Nous nous sommes rendu compte qu’à la retraite, nous ne pourrions pas garder le chalet et voyager autant que nous le voulions. Nous avons donc courageusement rebroussé chemin :

  1. Nous avons vendu le chalet. Ce fut une décision difficile à prendre! Tout ce dont nous avons dû nous départir… des trésors familiaux, des choses de tous les jours pour lesquelles nous n’avions pas l’espace et certaines choses que nous n’utilisions que rarement, comme cette rôtissoire pour de grosses dindes… que nous ne rôtissions que rarement.
  2. Nous avons vendu la copropriété. Comme elle était trop petite pour servir comme seul et unique domicile et bien qu’elle nous ait offert un mode de vie agréable, cette décision fut plus facile à prendre.
  3. Nous avons acheté un nouveau bungalow. Mais nous avons dit au constructeur que nous n’aménagerions pas avant sept mois.
  4. Nous avons pris notre retraite, tout stocké et pris la route. Nous avons passé quatre mois en Europe pour lancer cette nouvelle période de notre vie et nous avons ensuite emménagé dans notre nouvelle maison.
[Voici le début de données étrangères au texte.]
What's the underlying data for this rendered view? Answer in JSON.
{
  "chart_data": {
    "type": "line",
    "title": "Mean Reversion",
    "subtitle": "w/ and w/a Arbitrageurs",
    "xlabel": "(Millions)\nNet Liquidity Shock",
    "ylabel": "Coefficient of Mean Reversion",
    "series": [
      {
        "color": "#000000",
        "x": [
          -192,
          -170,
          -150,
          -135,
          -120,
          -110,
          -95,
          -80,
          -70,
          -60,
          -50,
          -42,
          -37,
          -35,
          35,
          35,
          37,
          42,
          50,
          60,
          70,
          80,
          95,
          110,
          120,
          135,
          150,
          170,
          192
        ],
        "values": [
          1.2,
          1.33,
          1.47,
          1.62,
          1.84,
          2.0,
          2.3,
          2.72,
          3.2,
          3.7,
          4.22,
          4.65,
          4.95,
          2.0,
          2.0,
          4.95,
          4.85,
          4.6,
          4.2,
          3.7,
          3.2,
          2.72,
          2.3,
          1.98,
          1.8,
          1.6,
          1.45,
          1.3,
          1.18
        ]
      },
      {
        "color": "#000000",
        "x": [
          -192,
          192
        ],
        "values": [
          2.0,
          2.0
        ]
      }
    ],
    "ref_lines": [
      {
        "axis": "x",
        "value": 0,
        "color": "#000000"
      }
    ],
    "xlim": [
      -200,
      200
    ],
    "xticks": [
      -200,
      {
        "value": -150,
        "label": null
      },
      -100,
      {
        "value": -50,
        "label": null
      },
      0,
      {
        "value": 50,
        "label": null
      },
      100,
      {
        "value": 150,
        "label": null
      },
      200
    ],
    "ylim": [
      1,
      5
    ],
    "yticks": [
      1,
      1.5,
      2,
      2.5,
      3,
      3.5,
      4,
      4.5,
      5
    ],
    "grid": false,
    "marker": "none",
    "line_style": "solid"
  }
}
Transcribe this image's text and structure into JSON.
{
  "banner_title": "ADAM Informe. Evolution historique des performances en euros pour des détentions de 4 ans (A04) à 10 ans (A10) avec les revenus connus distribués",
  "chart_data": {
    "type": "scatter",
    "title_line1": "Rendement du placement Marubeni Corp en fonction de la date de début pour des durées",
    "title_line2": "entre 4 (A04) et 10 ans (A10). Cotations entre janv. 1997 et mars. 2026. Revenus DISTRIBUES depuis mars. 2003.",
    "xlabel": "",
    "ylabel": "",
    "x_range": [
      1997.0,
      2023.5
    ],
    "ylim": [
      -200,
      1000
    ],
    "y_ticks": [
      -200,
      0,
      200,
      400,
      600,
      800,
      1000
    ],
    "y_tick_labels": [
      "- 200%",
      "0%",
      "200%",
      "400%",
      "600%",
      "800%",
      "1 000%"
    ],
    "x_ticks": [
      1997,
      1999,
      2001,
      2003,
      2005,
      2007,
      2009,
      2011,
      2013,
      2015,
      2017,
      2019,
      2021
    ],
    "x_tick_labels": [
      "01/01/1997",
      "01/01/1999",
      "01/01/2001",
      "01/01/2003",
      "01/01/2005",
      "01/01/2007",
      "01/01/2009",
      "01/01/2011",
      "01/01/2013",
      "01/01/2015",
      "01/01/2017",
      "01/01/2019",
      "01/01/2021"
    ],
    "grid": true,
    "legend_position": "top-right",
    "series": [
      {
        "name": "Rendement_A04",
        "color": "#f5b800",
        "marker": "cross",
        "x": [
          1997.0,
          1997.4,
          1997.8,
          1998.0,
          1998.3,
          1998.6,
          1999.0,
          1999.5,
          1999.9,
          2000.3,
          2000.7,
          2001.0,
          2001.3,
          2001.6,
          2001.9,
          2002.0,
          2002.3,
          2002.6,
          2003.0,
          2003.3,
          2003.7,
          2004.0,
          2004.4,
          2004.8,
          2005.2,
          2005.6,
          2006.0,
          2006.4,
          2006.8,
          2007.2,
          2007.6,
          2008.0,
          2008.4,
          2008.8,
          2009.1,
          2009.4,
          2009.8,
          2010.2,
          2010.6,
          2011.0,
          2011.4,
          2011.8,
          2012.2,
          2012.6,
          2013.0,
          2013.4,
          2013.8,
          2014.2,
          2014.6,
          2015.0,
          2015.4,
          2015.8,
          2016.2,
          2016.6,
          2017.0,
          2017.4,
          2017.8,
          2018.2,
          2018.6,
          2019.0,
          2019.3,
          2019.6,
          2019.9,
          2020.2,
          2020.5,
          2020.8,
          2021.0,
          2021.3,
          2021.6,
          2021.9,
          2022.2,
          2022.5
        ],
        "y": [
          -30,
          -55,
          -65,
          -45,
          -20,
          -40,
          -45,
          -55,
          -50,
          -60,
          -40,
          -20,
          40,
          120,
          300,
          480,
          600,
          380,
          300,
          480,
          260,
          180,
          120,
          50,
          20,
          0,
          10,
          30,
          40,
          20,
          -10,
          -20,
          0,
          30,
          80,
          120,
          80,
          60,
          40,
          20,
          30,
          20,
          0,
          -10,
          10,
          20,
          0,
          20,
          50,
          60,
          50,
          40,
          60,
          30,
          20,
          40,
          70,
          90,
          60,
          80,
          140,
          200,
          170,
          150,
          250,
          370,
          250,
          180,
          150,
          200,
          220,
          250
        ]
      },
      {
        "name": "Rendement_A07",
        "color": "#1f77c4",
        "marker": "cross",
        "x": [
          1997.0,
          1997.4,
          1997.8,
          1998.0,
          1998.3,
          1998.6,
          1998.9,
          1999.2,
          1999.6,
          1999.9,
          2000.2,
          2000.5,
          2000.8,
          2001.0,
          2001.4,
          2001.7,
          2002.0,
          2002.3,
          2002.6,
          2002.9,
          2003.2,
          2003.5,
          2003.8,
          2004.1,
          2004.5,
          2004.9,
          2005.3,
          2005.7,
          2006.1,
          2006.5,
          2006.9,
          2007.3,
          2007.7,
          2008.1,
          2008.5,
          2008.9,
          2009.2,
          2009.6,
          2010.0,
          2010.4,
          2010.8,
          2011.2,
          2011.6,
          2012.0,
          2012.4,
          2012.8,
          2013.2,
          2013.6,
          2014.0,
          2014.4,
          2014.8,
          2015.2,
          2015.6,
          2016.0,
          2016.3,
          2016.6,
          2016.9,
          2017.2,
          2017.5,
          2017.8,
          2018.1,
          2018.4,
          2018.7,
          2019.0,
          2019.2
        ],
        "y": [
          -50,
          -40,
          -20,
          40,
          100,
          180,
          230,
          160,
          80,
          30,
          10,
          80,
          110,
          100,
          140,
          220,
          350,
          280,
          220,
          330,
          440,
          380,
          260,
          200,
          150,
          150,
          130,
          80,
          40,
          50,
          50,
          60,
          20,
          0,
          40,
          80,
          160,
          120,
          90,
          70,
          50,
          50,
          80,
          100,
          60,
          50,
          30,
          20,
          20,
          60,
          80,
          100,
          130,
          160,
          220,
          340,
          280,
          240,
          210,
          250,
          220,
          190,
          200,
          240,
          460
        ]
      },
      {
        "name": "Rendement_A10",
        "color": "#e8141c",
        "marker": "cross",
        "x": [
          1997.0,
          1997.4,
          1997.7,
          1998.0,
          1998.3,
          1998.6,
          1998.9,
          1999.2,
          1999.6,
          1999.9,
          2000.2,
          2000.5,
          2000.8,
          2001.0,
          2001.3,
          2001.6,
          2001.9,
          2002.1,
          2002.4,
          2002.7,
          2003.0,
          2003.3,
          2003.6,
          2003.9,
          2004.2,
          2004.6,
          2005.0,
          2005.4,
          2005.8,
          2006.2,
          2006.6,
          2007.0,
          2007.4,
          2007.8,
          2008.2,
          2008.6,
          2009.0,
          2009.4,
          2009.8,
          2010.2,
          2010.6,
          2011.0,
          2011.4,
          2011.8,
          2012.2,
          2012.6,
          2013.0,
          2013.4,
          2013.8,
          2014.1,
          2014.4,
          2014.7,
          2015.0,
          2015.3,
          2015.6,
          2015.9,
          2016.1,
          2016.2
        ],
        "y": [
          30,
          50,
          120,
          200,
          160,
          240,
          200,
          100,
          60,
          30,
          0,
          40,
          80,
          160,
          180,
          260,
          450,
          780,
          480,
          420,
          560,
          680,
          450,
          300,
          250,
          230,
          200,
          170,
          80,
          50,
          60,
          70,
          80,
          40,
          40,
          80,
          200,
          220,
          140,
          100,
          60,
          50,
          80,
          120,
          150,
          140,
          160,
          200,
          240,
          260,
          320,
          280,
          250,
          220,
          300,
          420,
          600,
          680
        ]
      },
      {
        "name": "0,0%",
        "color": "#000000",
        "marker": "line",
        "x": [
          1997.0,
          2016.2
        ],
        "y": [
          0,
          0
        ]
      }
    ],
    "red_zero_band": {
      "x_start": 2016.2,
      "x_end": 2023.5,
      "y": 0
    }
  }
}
Après de nombreuses démarches et beaucoup de frais juridiques et immobiliers, nous avons pu réorganiser nos priorités et avons découvert un très bon endroit, littéralement, pour vivre notre retraite de rêve. Nous possédons aujourd’hui un nouveau bungalow dont la conception est idéale pour recevoir des invités et qui ne demande que peu d’entretien. Nous vivons à Stratford, en Ontario, une ville intéressante et même adorable, réputée pour ses théâtres et ses restaurants. On y trouve un excellent hôpital, nous sommes tout près d’un très bon terrain de golf, et le voisinage est équilibré et heureusement composé de jeunes familles, de retraités et de travailleurs.
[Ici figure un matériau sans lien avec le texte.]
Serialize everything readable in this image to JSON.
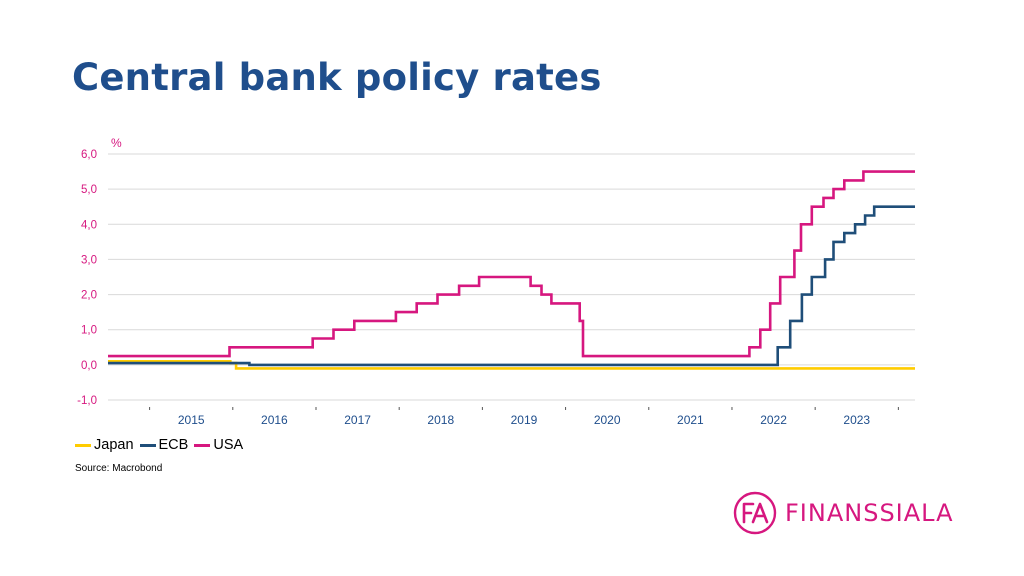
{
  "title": "Central bank policy rates",
  "source": "Source: Macrobond",
  "brand": {
    "name": "FINANSSIALA",
    "logo_letters": "FA",
    "color": "#d6177f"
  },
  "colors": {
    "title": "#1f4e8c",
    "axis_label": "#d6177f",
    "year_label": "#1f4e8c",
    "grid": "#d9d9d9"
  },
  "chart_data": {
    "type": "line",
    "step": true,
    "unit_label": "%",
    "xlim": [
      2014.5,
      2024.2
    ],
    "ylim": [
      -1,
      6
    ],
    "yticks": [
      -1,
      0,
      1,
      2,
      3,
      4,
      5,
      6
    ],
    "yticklabels": [
      "-1,0",
      "0,0",
      "1,0",
      "2,0",
      "3,0",
      "4,0",
      "5,0",
      "6,0"
    ],
    "xticklabels": [
      "2015",
      "2016",
      "2017",
      "2018",
      "2019",
      "2020",
      "2021",
      "2022",
      "2023"
    ],
    "grid": true,
    "legend": "bottom-left",
    "series": [
      {
        "name": "Japan",
        "color": "#ffcc00",
        "points": [
          [
            2014.5,
            0.1
          ],
          [
            2015.97,
            0.1
          ],
          [
            2015.97,
            0.05
          ],
          [
            2016.04,
            0.05
          ],
          [
            2016.04,
            -0.1
          ],
          [
            2024.2,
            -0.1
          ]
        ]
      },
      {
        "name": "ECB",
        "color": "#1f4e79",
        "points": [
          [
            2014.5,
            0.05
          ],
          [
            2016.2,
            0.05
          ],
          [
            2016.2,
            0.0
          ],
          [
            2022.55,
            0.0
          ],
          [
            2022.55,
            0.5
          ],
          [
            2022.7,
            0.5
          ],
          [
            2022.7,
            1.25
          ],
          [
            2022.84,
            1.25
          ],
          [
            2022.84,
            2.0
          ],
          [
            2022.96,
            2.0
          ],
          [
            2022.96,
            2.5
          ],
          [
            2023.12,
            2.5
          ],
          [
            2023.12,
            3.0
          ],
          [
            2023.22,
            3.0
          ],
          [
            2023.22,
            3.5
          ],
          [
            2023.35,
            3.5
          ],
          [
            2023.35,
            3.75
          ],
          [
            2023.48,
            3.75
          ],
          [
            2023.48,
            4.0
          ],
          [
            2023.6,
            4.0
          ],
          [
            2023.6,
            4.25
          ],
          [
            2023.71,
            4.25
          ],
          [
            2023.71,
            4.5
          ],
          [
            2024.2,
            4.5
          ]
        ]
      },
      {
        "name": "USA",
        "color": "#d6177f",
        "points": [
          [
            2014.5,
            0.25
          ],
          [
            2015.96,
            0.25
          ],
          [
            2015.96,
            0.5
          ],
          [
            2016.96,
            0.5
          ],
          [
            2016.96,
            0.75
          ],
          [
            2017.21,
            0.75
          ],
          [
            2017.21,
            1.0
          ],
          [
            2017.46,
            1.0
          ],
          [
            2017.46,
            1.25
          ],
          [
            2017.96,
            1.25
          ],
          [
            2017.96,
            1.5
          ],
          [
            2018.21,
            1.5
          ],
          [
            2018.21,
            1.75
          ],
          [
            2018.46,
            1.75
          ],
          [
            2018.46,
            2.0
          ],
          [
            2018.72,
            2.0
          ],
          [
            2018.72,
            2.25
          ],
          [
            2018.96,
            2.25
          ],
          [
            2018.96,
            2.5
          ],
          [
            2019.58,
            2.5
          ],
          [
            2019.58,
            2.25
          ],
          [
            2019.71,
            2.25
          ],
          [
            2019.71,
            2.0
          ],
          [
            2019.83,
            2.0
          ],
          [
            2019.83,
            1.75
          ],
          [
            2020.17,
            1.75
          ],
          [
            2020.17,
            1.25
          ],
          [
            2020.21,
            1.25
          ],
          [
            2020.21,
            0.25
          ],
          [
            2022.21,
            0.25
          ],
          [
            2022.21,
            0.5
          ],
          [
            2022.34,
            0.5
          ],
          [
            2022.34,
            1.0
          ],
          [
            2022.46,
            1.0
          ],
          [
            2022.46,
            1.75
          ],
          [
            2022.58,
            1.75
          ],
          [
            2022.58,
            2.5
          ],
          [
            2022.75,
            2.5
          ],
          [
            2022.75,
            3.25
          ],
          [
            2022.83,
            3.25
          ],
          [
            2022.83,
            4.0
          ],
          [
            2022.96,
            4.0
          ],
          [
            2022.96,
            4.5
          ],
          [
            2023.1,
            4.5
          ],
          [
            2023.1,
            4.75
          ],
          [
            2023.22,
            4.75
          ],
          [
            2023.22,
            5.0
          ],
          [
            2023.35,
            5.0
          ],
          [
            2023.35,
            5.25
          ],
          [
            2023.58,
            5.25
          ],
          [
            2023.58,
            5.5
          ],
          [
            2024.2,
            5.5
          ]
        ]
      }
    ]
  }
}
Je ne crois pas que la plupart des 4,4 millions de Canadiens qui, estime-t-on, prendront leur retraite au cours des 10 prochaines années vivront les mêmes péripéties immobilières que nous avons vécues. Attendez-vous toutefois à voir de nombreux changements dans le marché de l’immobilier à mesure que les baby-boomers réaliseront leurs rêves d’une retraite optimale.